Et dans mon cas Alors dans mon cas, madame aurait agi avec courage au Conseil national de notre parti lorsque des médias avaient fait état, à la une du matin, d'un scandale impliquant le directeur général et ami du premier ministre?
Le courage, que d'autres n'ont pas eu, de régler un dossier où il y a eu de la magouille, de la malversation, de la fraude ou de l'abus de confiance ou de biens publics? Si cela avait été le cas, il y aurait eu des suites à ce dossier. Il n'y en a pas eu car il n'y avait rien à reprocher à qui que ce soit!
Le courage, c'est M. Landry qui l'a eu. Il a eu le fardeau de défendre un ami, à contre-courant de l'opinion du moment et contre la tendance de La Presse. Il a défendu, dans des circonstances difficiles, les principes de justice et d'équité de notre société de droit d'une manière responsable, digne de sa fonction, en ayant le fardeau, en plus, de se défendre de défendre un ami. Ce n'était pas facile.
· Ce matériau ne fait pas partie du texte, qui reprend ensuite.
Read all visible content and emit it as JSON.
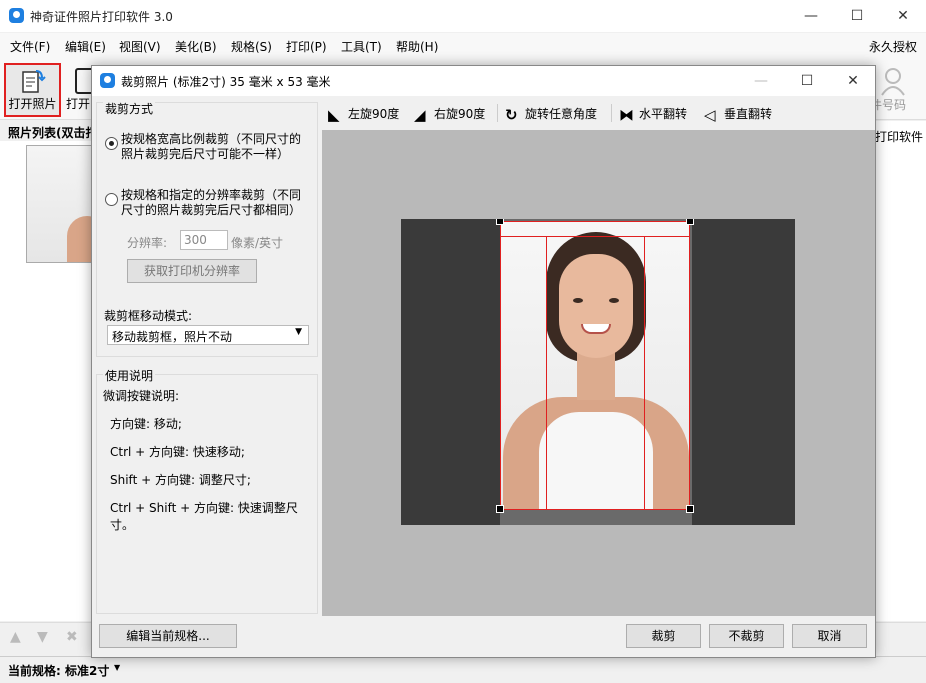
{
  "window": {
    "title": "神奇证件照片打印软件 3.0",
    "minimize": "—",
    "maximize": "☐",
    "close": "✕"
  },
  "menu": [
    "文件(F)",
    "编辑(E)",
    "视图(V)",
    "美化(B)",
    "规格(S)",
    "打印(P)",
    "工具(T)",
    "帮助(H)"
  ],
  "license": "永久授权",
  "toolbar": {
    "open_photo": "打开照片",
    "open2": "打开",
    "id_number": "件号码"
  },
  "photo_list": {
    "header": "照片列表(双击打"
  },
  "right_label": "打印软件",
  "status": {
    "current_spec_label": "当前规格: 标准2寸"
  },
  "dialog": {
    "title": "裁剪照片 (标准2寸) 35 毫米 x 53 毫米",
    "crop_mode_title": "裁剪方式",
    "option1_line1": "按规格宽高比例裁剪（不同尺寸的",
    "option1_line2": "照片裁剪完后尺寸可能不一样）",
    "option2_line1": "按规格和指定的分辨率裁剪（不同",
    "option2_line2": "尺寸的照片裁剪完后尺寸都相同）",
    "dpi_label": "分辨率:",
    "dpi_value": "300",
    "dpi_unit": "像素/英寸",
    "get_dpi_button": "获取打印机分辨率",
    "move_mode_label": "裁剪框移动模式:",
    "move_mode_value": "移动裁剪框，照片不动",
    "help_title": "使用说明",
    "help_lines": [
      "微调按键说明:",
      "方向键: 移动;",
      "Ctrl + 方向键: 快速移动;",
      "Shift + 方向键: 调整尺寸;",
      "Ctrl + Shift + 方向键: 快速调整尺寸。"
    ],
    "tools": {
      "rotate_left": "左旋90度",
      "rotate_right": "右旋90度",
      "rotate_any": "旋转任意角度",
      "flip_h": "水平翻转",
      "flip_v": "垂直翻转"
    },
    "edit_spec_button": "编辑当前规格...",
    "crop_button": "裁剪",
    "no_crop_button": "不裁剪",
    "cancel_button": "取消"
  }
}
M. Landry savait que je n'avais rien fait de répréhensible. Il l'a dit publiquement et il l'avait également mentionné à Pauline Marois. Il ne m'aurait pas défendu s'il avait eu quelque doute. Et je ne lui aurais pas demandé. M. Landry est un homme intègre qui défendrait même ses ennemis dans de telles conditions.
D'ailleurs, c'était également l'opinion des membres de l'exécutif national qui, après avoir reçus les explications et avoir fait des vérifications diligentes auprès de plusieurs sources, sont arrivés aux mêmes conclusions. Elle, madame, a plutôt choisi de profiter des circonstances.
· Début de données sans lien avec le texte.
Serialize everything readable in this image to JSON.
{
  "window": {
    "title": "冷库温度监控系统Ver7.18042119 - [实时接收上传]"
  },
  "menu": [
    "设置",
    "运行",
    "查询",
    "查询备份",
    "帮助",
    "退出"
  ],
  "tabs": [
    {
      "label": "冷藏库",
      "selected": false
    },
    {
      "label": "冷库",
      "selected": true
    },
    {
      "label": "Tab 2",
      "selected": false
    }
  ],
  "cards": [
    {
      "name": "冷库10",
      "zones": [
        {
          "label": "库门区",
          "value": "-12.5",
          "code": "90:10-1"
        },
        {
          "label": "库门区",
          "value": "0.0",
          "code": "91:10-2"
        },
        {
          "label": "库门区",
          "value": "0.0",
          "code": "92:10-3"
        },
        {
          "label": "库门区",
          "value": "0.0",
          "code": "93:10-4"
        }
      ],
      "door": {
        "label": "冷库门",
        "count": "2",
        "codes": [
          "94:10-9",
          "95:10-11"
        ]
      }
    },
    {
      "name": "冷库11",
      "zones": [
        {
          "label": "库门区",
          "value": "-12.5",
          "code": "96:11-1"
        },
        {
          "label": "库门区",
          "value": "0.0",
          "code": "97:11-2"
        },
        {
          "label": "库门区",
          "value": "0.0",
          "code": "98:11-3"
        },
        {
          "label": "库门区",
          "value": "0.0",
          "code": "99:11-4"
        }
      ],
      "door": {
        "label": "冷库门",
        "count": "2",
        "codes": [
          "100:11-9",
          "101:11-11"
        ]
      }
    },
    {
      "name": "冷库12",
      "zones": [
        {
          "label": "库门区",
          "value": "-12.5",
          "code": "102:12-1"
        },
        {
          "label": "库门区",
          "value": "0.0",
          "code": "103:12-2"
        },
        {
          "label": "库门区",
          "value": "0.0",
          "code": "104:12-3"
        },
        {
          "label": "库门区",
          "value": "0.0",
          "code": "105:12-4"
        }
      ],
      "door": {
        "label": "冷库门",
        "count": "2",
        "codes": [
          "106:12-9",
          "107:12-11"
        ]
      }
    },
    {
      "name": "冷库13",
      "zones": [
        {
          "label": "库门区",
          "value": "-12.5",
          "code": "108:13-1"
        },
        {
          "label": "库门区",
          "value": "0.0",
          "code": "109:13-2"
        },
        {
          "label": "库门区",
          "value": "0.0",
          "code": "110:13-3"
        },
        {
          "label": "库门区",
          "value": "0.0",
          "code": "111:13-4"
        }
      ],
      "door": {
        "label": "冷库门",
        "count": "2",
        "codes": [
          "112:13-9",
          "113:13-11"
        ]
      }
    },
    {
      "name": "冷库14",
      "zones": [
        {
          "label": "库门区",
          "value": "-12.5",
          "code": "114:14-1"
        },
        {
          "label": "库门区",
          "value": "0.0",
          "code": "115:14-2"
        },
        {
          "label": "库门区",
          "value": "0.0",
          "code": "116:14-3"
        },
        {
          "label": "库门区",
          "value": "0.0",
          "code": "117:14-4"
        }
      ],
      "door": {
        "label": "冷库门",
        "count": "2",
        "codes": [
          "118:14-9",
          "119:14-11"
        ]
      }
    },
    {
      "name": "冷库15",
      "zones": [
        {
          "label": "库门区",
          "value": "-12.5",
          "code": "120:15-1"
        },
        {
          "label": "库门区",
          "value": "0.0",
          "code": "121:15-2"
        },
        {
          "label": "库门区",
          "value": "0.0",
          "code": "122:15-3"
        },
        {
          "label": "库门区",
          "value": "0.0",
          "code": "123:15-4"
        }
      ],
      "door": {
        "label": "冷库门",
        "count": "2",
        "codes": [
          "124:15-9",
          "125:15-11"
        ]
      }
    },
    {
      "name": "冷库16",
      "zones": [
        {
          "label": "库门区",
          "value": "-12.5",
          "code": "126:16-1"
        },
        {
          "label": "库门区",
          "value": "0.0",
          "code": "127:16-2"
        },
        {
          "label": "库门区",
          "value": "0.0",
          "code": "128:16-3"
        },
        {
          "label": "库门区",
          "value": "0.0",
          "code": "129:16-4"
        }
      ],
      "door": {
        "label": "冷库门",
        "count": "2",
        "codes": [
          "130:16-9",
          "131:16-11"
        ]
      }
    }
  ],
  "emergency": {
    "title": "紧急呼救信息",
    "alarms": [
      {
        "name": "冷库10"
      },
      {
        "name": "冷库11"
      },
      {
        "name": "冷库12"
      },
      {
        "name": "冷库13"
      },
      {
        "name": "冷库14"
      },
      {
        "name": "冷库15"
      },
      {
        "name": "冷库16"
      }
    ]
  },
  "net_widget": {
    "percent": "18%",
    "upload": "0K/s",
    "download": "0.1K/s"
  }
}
J'ai quitté, ce jour-là, le Conseil national dans le cadre d'un procès sommaire, rappelons-le, parce qu'elle a défié, sans raison et sans motifs, l'exécutif national et son chef, le premier ministre. J'ai démissionné quelques jours plus tard parce que le premier ministre était coincé dans une guerre fratricide avec sa vice-première ministre qui ne voulait pas lâcher prise.
Mme Marois a eu de l'audace ce jour-là, pas du courage. Elle a décidé de profiter de la faiblesse momentanée du chef pour le défier et saper le pouvoir de son entourage. Elle a menacé le gouvernement par ambition personnelle et non pas par principes ou à cause de valeurs de justice et d'intégrité. C'était là son seul objectif: sa carrière.
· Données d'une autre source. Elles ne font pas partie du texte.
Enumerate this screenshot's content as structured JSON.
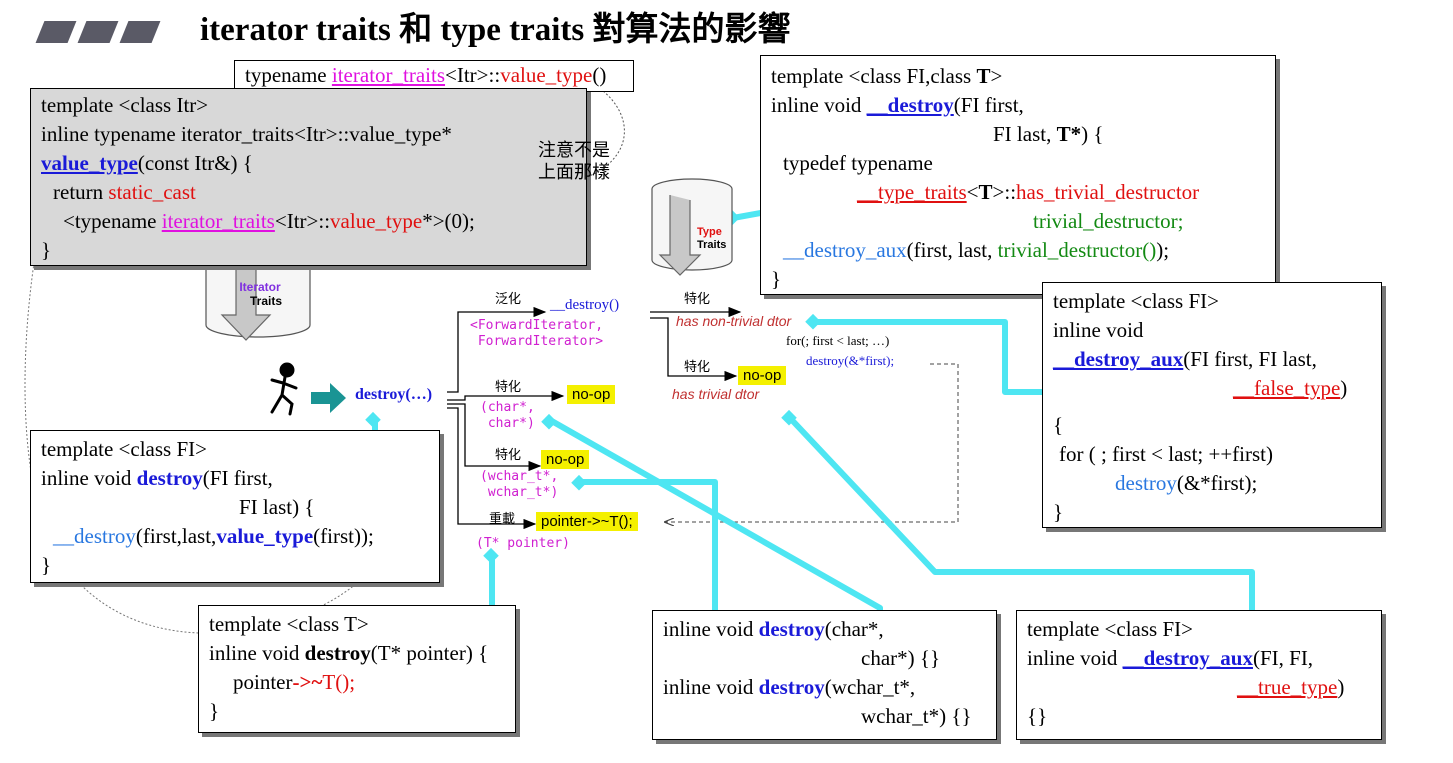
{
  "title": "iterator traits 和 type traits 對算法的影響",
  "callout_value_type": {
    "typename": "typename ",
    "traits": "iterator_traits",
    "itr": "<Itr>::",
    "vt": "value_type",
    "paren": "()"
  },
  "box_value_type": {
    "l1": "template <class Itr>",
    "l2": "inline typename iterator_traits<Itr>::value_type*",
    "l3_fn": "value_type",
    "l3_rest": "(const Itr&) {",
    "l4_return": "return ",
    "l4_cast": "static_cast",
    "l5_a": "<typename ",
    "l5_traits": "iterator_traits",
    "l5_b": "<Itr>::",
    "l5_vt": "value_type",
    "l5_c": "*>(0);",
    "l6": "}"
  },
  "note_not_above": {
    "l1": "注意不是",
    "l2": "上面那樣"
  },
  "cyl_iterator": {
    "l1": "Iterator",
    "l2": "Traits"
  },
  "cyl_type": {
    "l1": "Type",
    "l2": "Traits"
  },
  "box_destroy_generic": {
    "l1_a": "template <class FI,class ",
    "l1_t": "T",
    "l1_b": ">",
    "l2_a": "inline void ",
    "l2_fn": "__destroy",
    "l2_b": "(FI first,",
    "l3_a": "FI last, ",
    "l3_t": "T*",
    "l3_b": ") {",
    "l4": "typedef typename",
    "l5_traits": "__type_traits",
    "l5_a": "<",
    "l5_t": "T",
    "l5_b": ">::",
    "l5_has": "has_trivial_destructor",
    "l6": "trivial_destructor;",
    "l7_fn": "__destroy_aux",
    "l7_a": "(first, last, ",
    "l7_td": "trivial_destructor()",
    "l7_b": ");",
    "l8": "}"
  },
  "box_destroy_aux_false": {
    "l1": "template <class FI>",
    "l2": "inline void",
    "l3_fn": "__destroy_aux",
    "l3_rest": "(FI first, FI last,",
    "l4_ft": "__false_type",
    "l4_p": ")",
    "l5": "{",
    "l6": "for ( ; first < last; ++first)",
    "l7_fn": "destroy",
    "l7_rest": "(&*first);",
    "l8": "}"
  },
  "box_destroy_range": {
    "l1": "template <class FI>",
    "l2_a": "inline void ",
    "l2_fn": "destroy",
    "l2_b": "(FI first,",
    "l3": "FI last) {",
    "l4_fn": "__destroy",
    "l4_a": "(first,last,",
    "l4_vt": "value_type",
    "l4_b": "(first));",
    "l5": "}"
  },
  "box_destroy_pointer": {
    "l1": "template <class T>",
    "l2_a": "inline void ",
    "l2_fn": "destroy",
    "l2_b": "(T* pointer) {",
    "l3_a": "pointer",
    "l3_arrow": "->~",
    "l3_t": "T();",
    "l4": "}"
  },
  "box_destroy_char": {
    "l1_a": "inline void ",
    "l1_fn": "destroy",
    "l1_b": "(char*,",
    "l2": "char*) {}",
    "l3_a": "inline void ",
    "l3_fn": "destroy",
    "l3_b": "(wchar_t*,",
    "l4": "wchar_t*) {}"
  },
  "box_destroy_aux_true": {
    "l1": "template <class FI>",
    "l2_a": "inline void ",
    "l2_fn": "__destroy_aux",
    "l2_b": "(FI, FI,",
    "l3_tt": "__true_type",
    "l3_p": ")",
    "l4": "{}"
  },
  "flow": {
    "destroy_call": "destroy(…)",
    "generic_label": "泛化",
    "generic_fn": "__destroy()",
    "generic_args": "<ForwardIterator,\n ForwardIterator>",
    "spec1_label": "特化",
    "spec2_label": "特化",
    "spec3_label": "特化",
    "overload_label": "重載",
    "nonop_char": "no-op",
    "char_args": "(char*,\n char*)",
    "nonop_wchar": "no-op",
    "wchar_args": "(wchar_t*,\n wchar_t*)",
    "pointer_call": "pointer->~T();",
    "pointer_args": "(T* pointer)",
    "spec_top_label": "特化",
    "spec_mid_label": "特化",
    "nontrivial": "has non-trivial dtor",
    "trivial": "has trivial dtor",
    "nonop_trivial": "no-op",
    "loop_l1": "for(; first < last; …)",
    "loop_l2": "destroy(&*first);"
  },
  "colors": {
    "blue": "#1a1ad8",
    "light_blue": "#2877e0",
    "red": "#e01010",
    "magenta": "#e010e0",
    "green": "#138a13",
    "cyan_link": "#4ee6f2",
    "highlight": "#f4f000"
  }
}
Elle n'a jamais dévié de son objectif. Elle a mené une guerre larvée, et subtile, contre M. Landry jusqu'au congrès de juin où il a démissionné, épuisé des jeux de coulisses de madame et de ses fantassins. M. Landry n'aurait jamais fait cela à son premier ministre. Il est fidèle et solidaire en tout lieu. C'est un homme d'honneur dont la loyauté a été reconnue autant dans son discours, dans son attitude et, aussi, dans les épreuves où les passages à vides du gouvernement.
M. Landry nous disait toujours: «Je vais faire avec Pauline ce que Lucien a fait avec moi». Je lui répondais, inlassablement, en le mettant en garde, que Pauline ce n'était pas lui.
Elle s'est révélée à la hauteur de ce que je pensais. Elle a pris, lors du Conseil national, le chemin de la facilité. Elle a défié le premier ministre, l'exécutif national du parti et le gouvernement, sans raison d'État et, surtout, sans principe fondamental à défendre.
Elle l'a fait sur un jugement sommaire en profitant de la tendance du moment et de l'appui des médias. Oui, elle m'a «tué», comme l'a dit une source à Mme Gagnon.
Mais je n'étais qu'un «dommage collatéral». Elle m'a surtout tué par ambition, pour son obsession à devenir la première femme premier ministre du Québec. Je n'ai pas été la seule victime: Gilles Baril et Claude H. Roy, le directeur de cabinet du premier ministre, y sont passés également comme tous ceux qui entouraient l'homme à abattre: Bernard Landry.
Mais tout cela est de l'histoire. Un incident pour lequel il faudrait tourner la page, une fois pour toute.
***
Raymond Bréard
L'auteur a été directeur général du Parti québécois de mai 2001 à février 2002.